Roberto Massaro

Personal information
- Date of birth: 26 July 1983 (age 42)
- Place of birth: Brindisi, Italy
- Height: 1.78 m (5 ft 10 in)
- Position: Forward

Youth career
- 000?–2002: Fiorentina
- 2002–2003: Parma

Senior career*
- Years: Team / Apps / (Gls)
- 2001–2002: Fiorentina / 1 / (0)
- 2002–2003: Parma / 0 / (0)
- 2003–2008: A.C. Milan / 0 / (0)
- 2003–2004: → Como (loan) / 7 / (0)
- 2004–2005: → Salernitana (loan) / 6 / (0)
- 2005: → Ancona (loan) / 16 / (0)
- 2005–2006: → Triestina (loan) / 1 / (0)
- 2006: → Olbia (loan) / 6 / (0)
- 2006–2007: → Pavia (loan) / 22 / (2)
- 2007–2008: → Varese (loan) / 0 / (0)
- 2008–2009: Olbia / 1 / (0)
- 2009–2010: San Marino / 22 / (4)

International career
- 2000–2001: Italy U17 / 6 / (0)
- 2001: Italy U19 / 7 / (2)
- 2003: Italy U20 / 2 / (0)

= Roberto Massaro =

Italian footballer

Roberto Massaro (born 26 July 1983) is an Italian former footballer who played as a forward.

==Career==
Born in Brindisi, southern Italy, Massaro started his professional career at AC Fiorentina of Florence. He played his only match in Serie A on 10 June 2001. After the bankruptcy of La Viola, he joined Parma AC in August 2002. In summer 2003 he was included in a 6-men swap, which Massaro (for €2M), Filippo Porcari and Luca Ferretti of Parma swap for Davide Favaro, Marco Donadel (for €2M), and Mirko Stefani of Milan, all in co-ownership deal.
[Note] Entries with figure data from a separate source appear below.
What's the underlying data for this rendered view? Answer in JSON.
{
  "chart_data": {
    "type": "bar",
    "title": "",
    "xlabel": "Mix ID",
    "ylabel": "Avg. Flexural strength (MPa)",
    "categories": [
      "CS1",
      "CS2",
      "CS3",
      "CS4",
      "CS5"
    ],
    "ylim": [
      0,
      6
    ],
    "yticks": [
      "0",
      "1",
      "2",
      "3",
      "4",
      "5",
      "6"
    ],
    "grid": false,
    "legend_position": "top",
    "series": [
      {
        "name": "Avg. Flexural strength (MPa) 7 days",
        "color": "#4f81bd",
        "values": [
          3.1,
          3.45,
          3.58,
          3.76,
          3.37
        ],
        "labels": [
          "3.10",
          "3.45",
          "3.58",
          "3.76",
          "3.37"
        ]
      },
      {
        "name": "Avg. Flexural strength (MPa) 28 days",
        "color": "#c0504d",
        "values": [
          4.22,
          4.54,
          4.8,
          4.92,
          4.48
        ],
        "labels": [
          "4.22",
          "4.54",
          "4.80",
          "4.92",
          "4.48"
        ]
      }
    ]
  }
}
He then spent 4 seasons on loan to clubs in Serie B, Serie C1 and Serie C2.

In June 2007, Milan got full registration rights for another €90,000, but Massaro then transferred to Varese. Since January 2008 he played for Olbia, but just played once. In June 2008, Olbia signed him on a free transfer.